Why mount /usr when / will do?
and more importantly: Why retrain my fingers?
ddt
14th August 2009, 08:24 AM
Thrp!
nathan@ivanova:17>ls -l $(which more less)
32 -rwxr-xr-x 1 root root 30 Sep 25 2008 /bin/more*
124 -rwxr-xr-x 1 root root 119 Feb 2 2008 /usr/bin/less*
Why page in 124 blocks when 32 will do?
You recently used man anyway, which happens to use less on your system, so it's already paged in anyway.
Why mount /usr when / will do?
Duuh, you've already mounted /usr, you're working multi-user.
and more importantly: Why retrain my fingers?
alias more='less'
nathan
14th August 2009, 09:00 AM
Duuh, you've already mounted /usr, you're working multi-user.
/usr isn't even a seprate partition (in this case) -- I was just messin with ya.
alias more='less'
But, that'd slow my interactive shell startup time!
I knew someone would point these out -- You may collect your gold star.
ddt
14th August 2009, 09:05 AM
/usr isn't even a seprate partition (in this case) -- I was just messin with ya.
Bad practice!
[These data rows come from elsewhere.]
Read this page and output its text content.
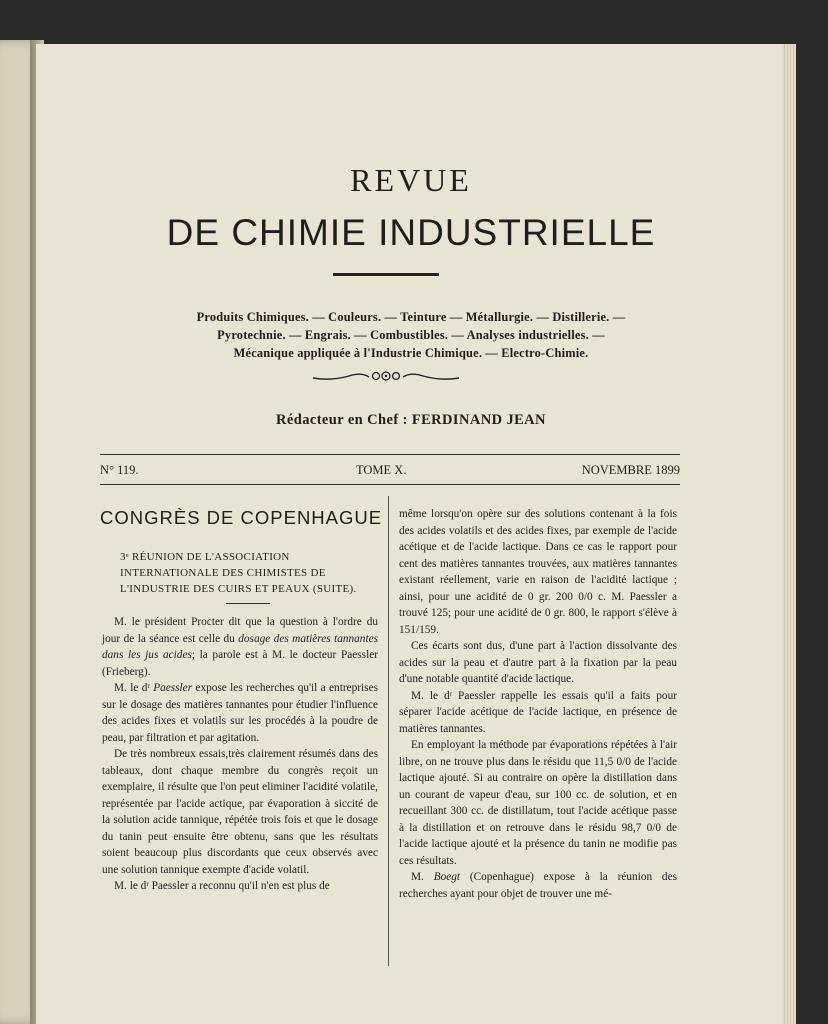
REVUE
DE CHIMIE INDUSTRIELLE
Produits Chimiques. — Couleurs. — Teinture — Métallurgie. — Distillerie. —
Pyrotechnie. — Engrais. — Combustibles. — Analyses industrielles. —
Mécanique appliquée à l'Industrie Chimique. — Electro-Chimie.
Rédacteur en Chef : FERDINAND JEAN
N° 119.	TOME X.	NOVEMBRE 1899
CONGRÈS DE COPENHAGUE
3ᵉ RÉUNION DE L'ASSOCIATION INTERNATIONALE DES CHIMISTES DE L'INDUSTRIE DES CUIRS ET PEAUX (SUITE).

M. le président Procter dit que la question à l'ordre du jour de la séance est celle du dosage des matières tannantes dans les jus acides; la parole est à M. le docteur Paessler (Frieberg).

M. le dʳ Paessler expose les recherches qu'il a entreprises sur le dosage des matières tannantes pour étudier l'influence des acides fixes et volatils sur les procédés à la poudre de peau, par filtration et par agitation.

De très nombreux essais,très clairement résumés dans des tableaux, dont chaque membre du congrès reçoit un exemplaire, il résulte que l'on peut eliminer l'acidité volatile, représentée par l'acide actique, par évaporation à siccité de la solution acide tannique, répétée trois fois et que le dosage du tanin peut ensuite être obtenu, sans que les résultats soient beaucoup plus discordants que ceux observés avec une solution tannique exempte d'acide volatil.

M. le dʳ Paessler a reconnu qu'il n'en est plus de

même lorsqu'on opère sur des solutions contenant à la fois des acides volatils et des acides fixes, par exemple de l'acide acétique et de l'acide lactique. Dans ce cas le rapport pour cent des matières tannantes trouvées, aux matières tannantes existant réellement, varie en raison de l'acidité lactique ; ainsi, pour une acidité de 0 gr. 200 0/0 c. M. Paessler a trouvé 125; pour une acidité de 0 gr. 800, le rapport s'élève à 151/159.

Ces écarts sont dus, d'une part à l'action dissolvante des acides sur la peau et d'autre part à la fixation par la peau d'une notable quantité d'acide lactique.

M. le dʳ Paessler rappelle les essais qu'il a faits pour séparer l'acide acétique de l'acide lactique, en présence de matières tannantes.

En employant la méthode par évaporations répétées à l'air libre, on ne trouve plus dans le résidu que 11,5 0/0 de l'acide lactique ajouté. Si au contraire on opère la distillation dans un courant de vapeur d'eau, sur 100 cc. de solution, et en recueillant 300 cc. de distillatum, tout l'acide acétique passe à la distillation et on retrouve dans le résidu 98,7 0/0 de l'acide lactique ajouté et la présence du tanin ne modifie pas ces résultats.

M. Boegt (Copenhague) expose à la réunion des recherches ayant pour objet de trouver une mé-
If you're afraid to run out of partitions, use LVM!
But, that'd slow my interactive shell startup time!
Then here's an alternative:
# ln -s /usr/bin/less /usr/local/bin/more
and now you fixed it for every user on the system :D
I knew someone would point these out -- You may collect your gold star.
Where do go to collect it?
deep
14th August 2009, 11:29 AM
Try vim (http://www.vim.org/). AFAIK, it has no limits of the size of the file. Back in the days of 486 computers, I opened files of several MB's with it, no problems (well, that was on Linux of course).
No self-imposed limit; however, if vim is compiled/running on a 32-bit system, it won't be able to open anything over 2GB.